- Kategori
- Gündelik Yaşam
Alice'e gerek yok

Alice harikalar diyarına gitmeye gerek yok, hem o kadar yolu aştıktan sonraki yorgunluk zaten o harikalığı yaşamaya izin vermez. Sadece bir çocuğun hayata bakışını yaşamak isterim. Hem bu Alice’in hayatından daha renkli ve daha masum.
Tek yapmaları gereken şey içindeki enerjisini oyunlarıyla beraber harcamak ve büyümek için annelerinin ağızlarına zorla tıktığı yararlı besinleri yemektir aslında. Ispanak dediğinizde büzüşür ağızları birden, sonra Temel Reis gibi olmak istiyorsan … diye devam eden cümlenin sonunda ıspanağı daha cazip görüp yemeye başlarlar.
Çocukları kandırmak çok kolaydır, bu onların masumiyetinin bir kanıtıdır. Yaramazlık yaptıklarında komşunun çantasından iğne çıkarıp ona aşı yapacağını düşünecek kadar masumdurlar…
Bayramın tadını en iyi onlar yaşar. Bayramdan 1-2 hafta önceden hesaplarını yapmaya başlarlar. Kim ne kadar para verir kim cimrilik eder? Hesapladıkları kişiden daha fazla para aldıklarında gözlerindeki sevinç daha da büyür. Ki bekledikleri kişilerden alamadıklarını telafi etmiş olurlar. Eğer paranın değerini bilemeyecek kadar küçükseniz sadece avucunuzda duran şeker bile mutlu etmeye yetecektir sizi. O şeker elmastan daha değerlidir artık tabi şekeri size ikram eden de …
Çocuksanız ve senede bir kez ya da iki kez kar yağıyorsa şehre tek umudunuz karın boyunuzu aşacak kadar yağması olacaktır. Kar erimeden sanki hayati bir şeye yetişecekmişsiniz gibi koşturursunuz sokağa, dışarı adımınızı atarsınız bembeyaz daha ayak basılmamış karlara ilk adımı siz atarsınız ve evet dünyanın en mutlu çocuğu o zaman sizsiniz. Bazen hangi yaşta olursanız olun bu mutlu edebilir sizi. Mutlusunuzdur çünkü bir çocuk gibi karın zevkini yaşarsınız. Ve buzlu yolların yaratıcı sanatçıları çocuklardır genelde, kim düşecek kim n’apacak umurlarında değildir onların. Tek akıllarında olan birazdan kendi hazırladıkları kızakları alıp yokuş aşağı bir füze misali uçacaklarıdır. Kuşlardan daha özgür …
Tabi oradan geçecek dedeler de buna dahil olurlar bazen istemeden.

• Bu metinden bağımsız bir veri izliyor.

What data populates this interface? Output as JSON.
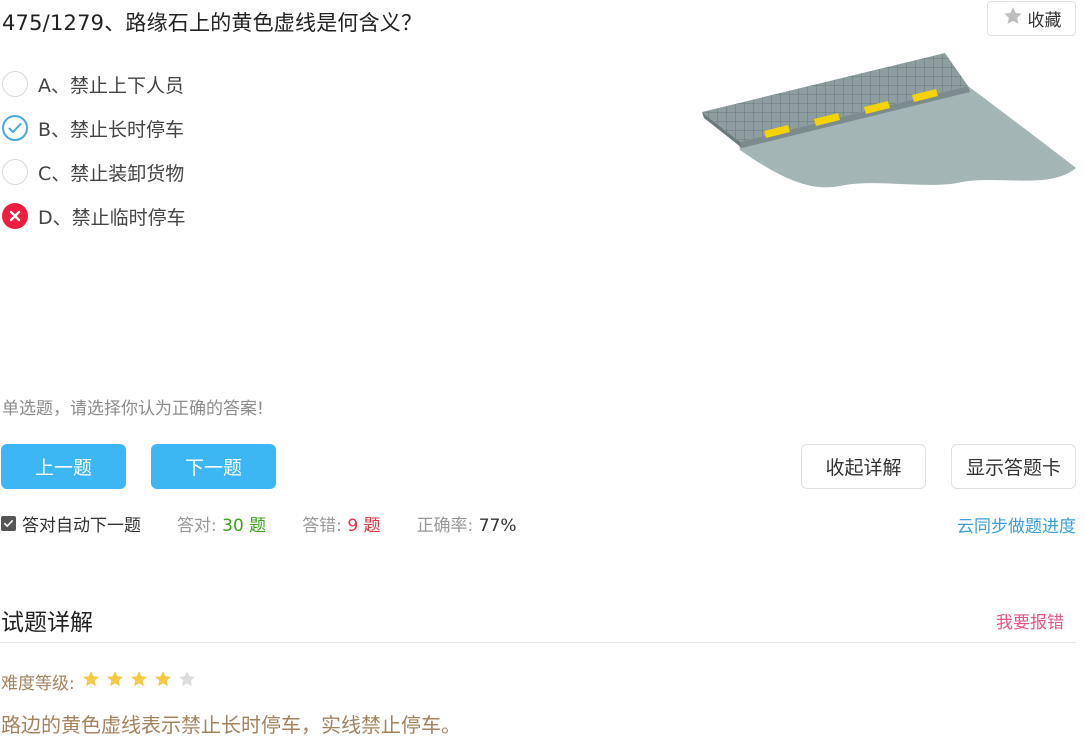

Saklambaç oyununda genelde hep aynı yerlere saklanılır. İyi bilirim çünkü her seferinde karşı komşu teyzenin bahçesinden arka tarafa geçer, diğer taraftan çıkardım. Aklımca ne kadar ardı ardına yaparsam yapayım bulamayacaktır ebe beni. Ve ebe sizi görürse sanki savaşta düşman yerinizi keşfetmiş gibi çılgına dönüp koşarsınız duvara doğru . Sobe ebenindir. Yıkılırsınız. Ama ardından sobe yapan arkadaşınız sizi esirlikten kurtulan bir asker gibi kurtarır ve sevinçten çılgına dönmenizi sağlar.